Dark Folkloric Horror Is Found In The Earth (2021)
Title: In the Earth
First Non-Festival Release: April 16, 2021 (Theatrical Release)
Director: Ben Wheatley
Writer: Ben Wheatley
Runtime: 107 Minutes
Starring: Ellora Torchia, Joel Fry, Reece Shearsmith, Hayley Squires
Where to Watch: Check out where to find it here
Martin (Joel Fry) journeys to a remote outpost before making an even more lengthy trip to bring equipment to a scientist (Hayley Squires) working deep in the forest. Park scout Alma (Ellora Torchia) guides him on the journey. It’s not long before they experience the worst that the forest has to offer and are beaten and robbed their very first night. They seek shelter in the tent of a wizened old hermit who seems kind at first before showing a more sinister side. They soon learn his intentions with them are far more terrifying than anything they can predict and must work to survive their experience.
A sleepy and hypnotic creep fest, In the Earth dazzles with sinister imagery and a sizzling slow-burn story.
Unexpected turns and stunning visuals differentiate In the Earth from most other recent horror releases. Opting for a slow-burn approach to horror that director Ben Wheatley is best known for, In the Earth simmers with tension as its dark story of man’s relationship with nature unfolds. The intimacy of the film is marked by its small cast of characters, which makes the vast forest feel confined and claustrophobic the deeper they venture into its depths. Wheatley does a great job of creating tension and suspense in the film, escalating it from the beginning to an almost unbearable conclusion. Moments or gestures that would otherwise seem innocuous are met with skepticism and paranoia, but there’s no choice but to progress anyway.
Characters encounter unexplainable things in the woods which uncovers a sort of sinister energy and beauty about it. From strobe lights, mist, and red lighting, the terror is palpable as the protagonists learn more about the fall of two scientists succumbing to visions in the woods. The reveal doesn’t disappoint either. Fantastic sound, light, and editing amps up the hallucination and ritual sequences to create a truly hypnotic viewing experience that does beg the question: is the forest alive? In the Earth asks its audience to consider the role humans have in destroying themselves over answers they cannot comprehend.

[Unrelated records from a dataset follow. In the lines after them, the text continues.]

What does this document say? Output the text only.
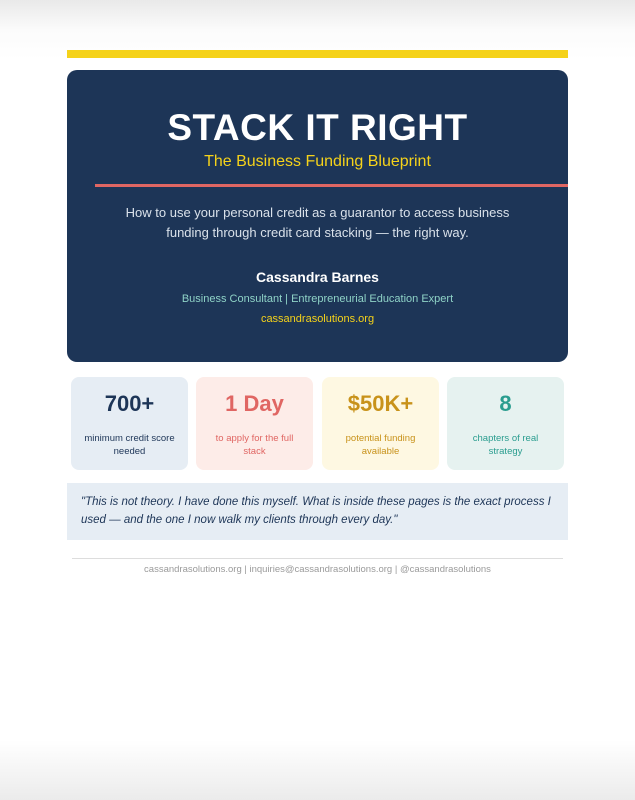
STACK IT RIGHT
The Business Funding Blueprint
How to use your personal credit as a guarantor to access business funding through credit card stacking — the right way.
Cassandra Barnes
Business Consultant | Entrepreneurial Education Expert
cassandrasolutions.org
700+
minimum credit score needed
1 Day
to apply for the full stack
$50K+
potential funding available
8
chapters of real strategy
"This is not theory. I have done this myself. What is inside these pages is the exact process I used — and the one I now walk my clients through every day."
cassandrasolutions.org | inquiries@cassandrasolutions.org | @cassandrasolutions
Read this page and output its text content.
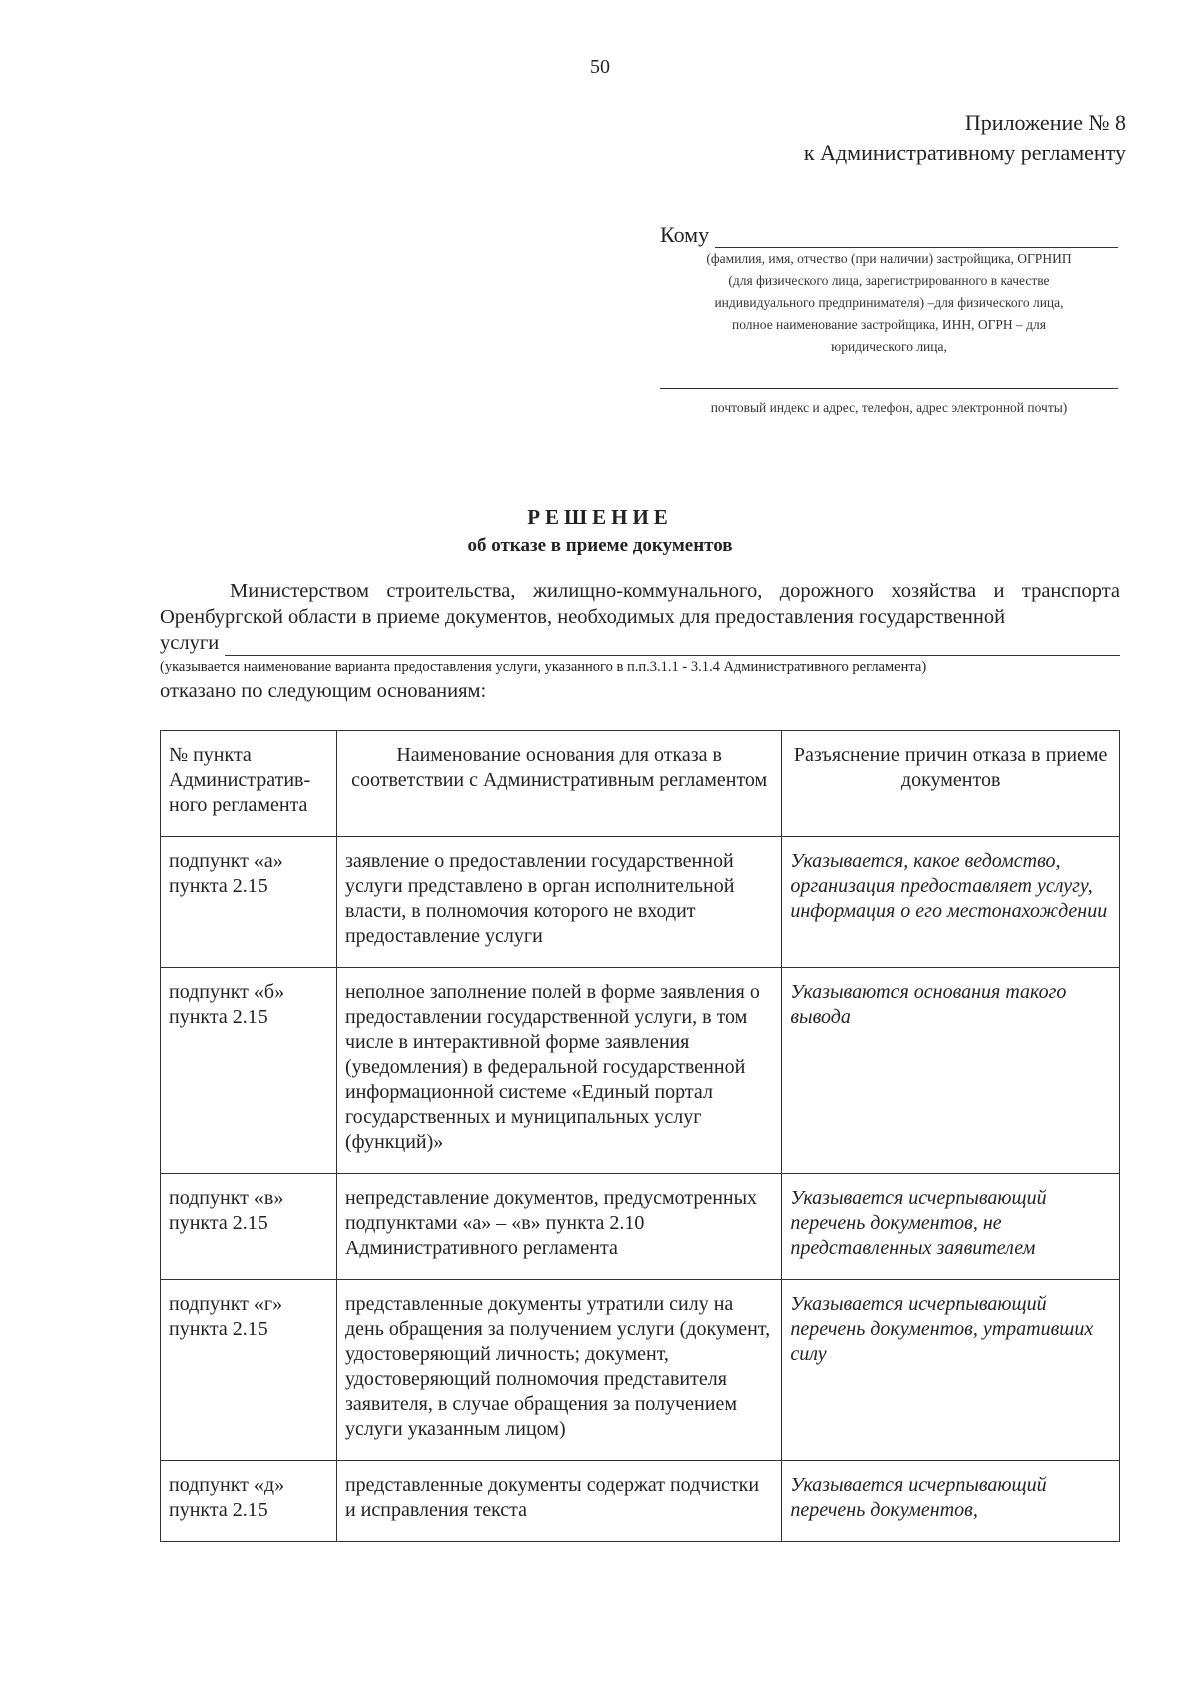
50
Приложение № 8
к Административному регламенту
Кому
(фамилия, имя, отчество (при наличии) застройщика, ОГРНИП
(для физического лица, зарегистрированного в качестве
индивидуального предпринимателя) –для физического лица,
полное наименование застройщика, ИНН, ОГРН – для
юридического лица,
почтовый индекс и адрес, телефон, адрес электронной почты)
РЕШЕНИЕ
об отказе в приеме документов
Министерством строительства, жилищно-коммунального, дорожного хозяйства и транспорта Оренбургской области в приеме документов, необходимых для предоставления государственной
услуги
(указывается наименование варианта предоставления услуги, указанного в п.п.3.1.1 - 3.1.4 Административного регламента)
отказано по следующим основаниям:
№ пункта Административ-ного регламента	Наименование основания для отказа в соответствии с Административным регламентом	Разъяснение причин отказа в приеме документов
подпункт «а» пункта 2.15	заявление о предоставлении государственной услуги представлено в орган исполнительной власти, в полномочия которого не входит предоставление услуги	Указывается, какое ведомство, организация предоставляет услугу, информация о его местонахождении
подпункт «б» пункта 2.15	неполное заполнение полей в форме заявления о предоставлении государственной услуги, в том числе в интерактивной форме заявления (уведомления) в федеральной государственной информационной системе «Единый портал государственных и муниципальных услуг (функций)»	Указываются основания такого вывода
подпункт «в» пункта 2.15	непредставление документов, предусмотренных подпунктами «а» – «в» пункта 2.10 Административного регламента	Указывается исчерпывающий перечень документов, не представленных заявителем
подпункт «г» пункта 2.15	представленные документы утратили силу на день обращения за получением услуги (документ, удостоверяющий личность; документ, удостоверяющий полномочия представителя заявителя, в случае обращения за получением услуги указанным лицом)	Указывается исчерпывающий перечень документов, утративших силу
подпункт «д» пункта 2.15	представленные документы содержат подчистки и исправления текста	Указывается исчерпывающий перечень документов,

A modern take on folklore mixed with a timely contagion subplot, In the Earth explores some of the most primal questions humans can ask. Each character represents a level of interest, or disinterest, in seeking out the answers to these questions and how it changes them throughout their journeys. It almost feels like a fairy tale in the way it plays out, with the portrayal of science as a ritualistic artform as opposed to its typically sterile approach to these same questions in reality.
In the Earth is not without its problems. Sometimes the decisions to show more restraint hold the film back from its terrifying potential. It doesn’t take long for Martin and Alma to learn how deadly the forest can be, especially when sinister forces lurk within. The problem lies in how it lays out its journey. Danger in this film feels artificial in a way. Our protagonists seem to conveniently escape at every turn no matter how unrealistic it ends up being. It’s not the worst problem a film can have but it does feel frustrating to watch it play out repeatedly. I also wish we learned more about Olivia and her story. It’s clear the effects of the forest changed her differently compared to Zach, but it feels like a missed opportunity.
Slow but unnerving, In the Earth is an excellent little flick from acclaimed horror director Ben Wheatley. Powerful and scary at times, In the Earth is a gradual descent into a powerfully primal finale that gets surprisingly brutal and fantastic at once. This film is a definite recommend from me, even if it doesn’t quite hit on all cylinders for me. It is, however, an incredibly well-crafted and meaty film that is sure to satisfy most horror fans cravings for contemporary folk horror. You won’t have to travel far to see In the Earth so what are you waiting for?